Nea Pafos, is located in Pafos District, on a small promontory on the southwest coast of the island (Fig. 1). Nea Pafos archaeological site was inscribed on the World Heritage List of UNESCO in 1980 and today is considered one of the most important sites of the island, accessible to the public, numbering the most visitors on the island throughout the year (more than 200,000 visits per year). Nea (which means new) Pafos was called like this in contrast to the old city called Palaepaphos, situated further in the south east of the district, where the modern village of Kouklia is located today. Nea Pafos, substituted the old one, after the abolishment of the old city-kingdoms of Cyprus and the unification of the island under the Ptolemies of Egypt.

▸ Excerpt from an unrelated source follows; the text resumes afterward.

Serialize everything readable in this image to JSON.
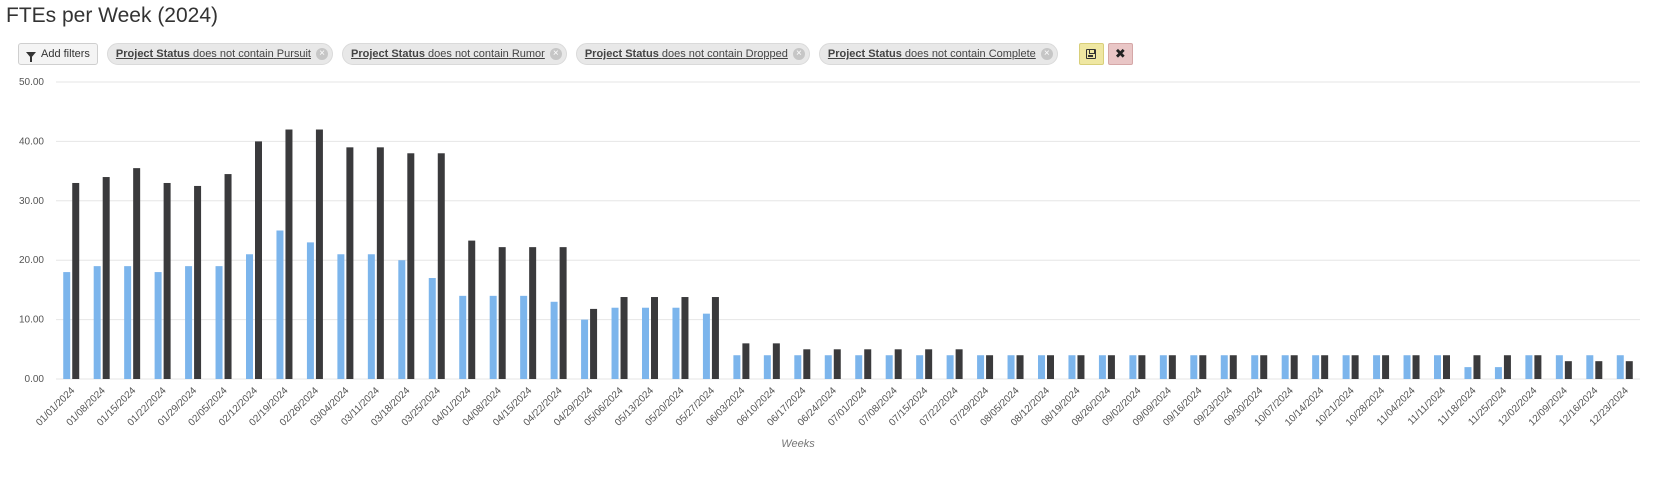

Figure 1 Archaeological site of Nea Pafos: as seen from Google (left and middle); a view of the coastal area surrounding the site and the view of the excavated theatre (middle and right © Limes.Media).
According to written sources, the town of Nea Paphos was founded at the end of the 4th century, by Nikocles, the last king of Palaepaphos. In the beginning of the 3rd century B.C. when Cyprus became part of the Ptolemaic kingdom and Nea Pafos became the centre of Ptolemaic administration on the island. Until the end of the 2nd century B.C., Nea Pafos acquired such an important role as political and economic center, which turned it into the capital of the whole island and remained as such until the 4th century AD.
The remains that we see today related to the ancient city of Nea Pafos are mainly dated to the Hellenistic and Roman period, covering six centuries of history of the island. Nea Paphos was a harbour town and a planned city. The city seems to have already been fortified by Nicocles and the city walls formed a considerable work of defence. Most of their superstructure has disappeared or quarried, but the course of the city wall can be traced over most of its length by the rock-cut foundations.
Some of the most important monuments of the site are the roman villas decorated with impressive floor mosaics, such as the so called ‘House of Dionysos’, a spacious villa representing the well-known type of Roman atrium house. In this villa more than forty rooms are grouped around a peristyle atrium with an open ‘impluvium’ in the centre. The ‘House of Dionysos’ was named after the floor mosaics pictorial compositions representing mythological scenes frequently connected with the myth of Dionysos. Other luxurious Roman villas are with floor mosaic are the ‘House of Aion’ and the ‘House of Orpheus’.
Apart from the villas, the civic centre of Nea Paphos, where according to the rules of Hellenistic and Roman town-planning the important public buildings were concentrated, was situated in the north-western part of the city and included the important public buildings of the town, such as the Agora, the Theatre and the Asklepieion and other.